Scott Morrison was elected Australia's 30th prime minister on Friday.

Updated at 2:51 a.m. ET

Speaking to the country for the first time since being elected by party members as Australia's 30th prime minister Friday, Scott Morrison said his priority in the coming days will be to address a drought that has struck the state of New South Wales.

Morrison said he would review drought response plans with officials. New South Wales is Australia's most populous state and the drought is the most severe in recent memory.

He also said he would work to bring Australia's main conservative party, the Liberals, back together after it had been "bruised and battered this week."

Morrison's tenure marks the the sixth prime minister change in Australia in about 11 years, continuing a trend of instability that has marked the country's politics in recent years.

Australia's ruling conservative Liberal Party chose Morrison, the treasurer, to replace Malcolm Turnbull as the country's next prime minister.

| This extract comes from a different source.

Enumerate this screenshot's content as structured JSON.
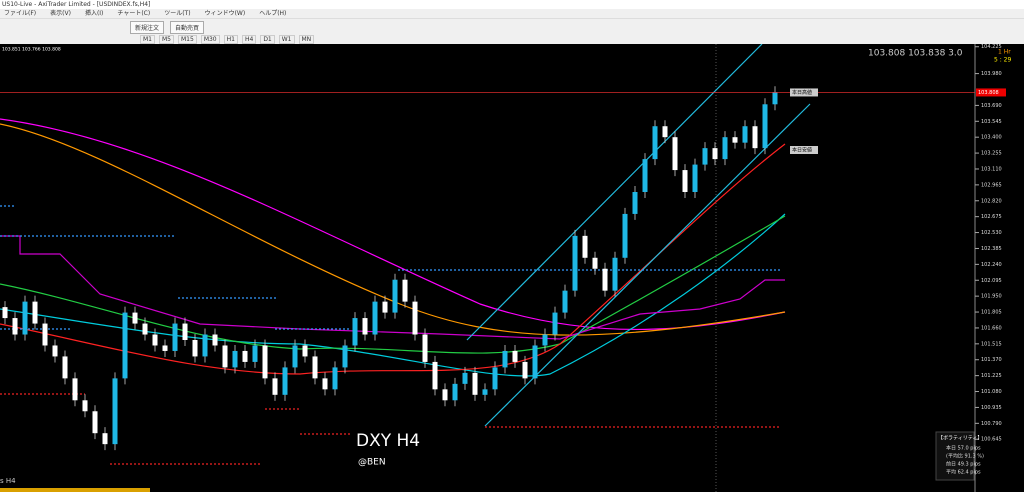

Morrison said Turnbull has "been a dear friend" and said he had "been proud to serve with him."

Turnbull was forced out after an internal power struggle within the Liberal Party.

Morrison was the "candidate best able to gather votes from across the ideological divide," according to The Guardian, which notes that Morrison "was also expected to win support from moderates who once would have viewed him with suspicion."

The newspaper also calls Morrison the "architect" of the country's hardline immigration policies. Australia sends many asylum-seekers coming by boat to detention centers outside of the country.

Party members voted 45-40 in favor of Morrison over Peter Dutton, a former Cabinet minister who mounted an unsuccessful challenge against Turnbull's leadership earlier this week. Foreign Minister Julie Bishop ran as well but did not advance to a final vote Friday.

It was Dutton's backers who forced Turnbull to hold the leadership vote on Friday. Turnbull did not stand for election in the vote and said he will resign from Parliament "not before too long."

His resignation "means the new government will face a by-election for his Sydney seat that could see it lose its one-seat majority," according to Reuters.

Turnbull faced opposition from conservative members of his party over low poll numbers as the country approaches a general election in May 2019.

Turnbull told reporters Friday there was "a determined insurgency from a number of people both in the party room and backed by voices, powerful voices, in the media" to "bring down my prime ministership."

His loss to a member of his own party continues a trend of prime ministers failing to finish their full term — Turnbull himself came to power in 2015 in what Reuters calls a "party-room coup," defeating Tony Abbott. Turnbull is a "social liberal and multi-millionaire former merchant banker," who the wire service says "has struggled to appeal to conservative voters and only narrowly won a general election in 2016."

The Associated Press reports that the "revolving door" of prime ministers is "universally hated by Australians."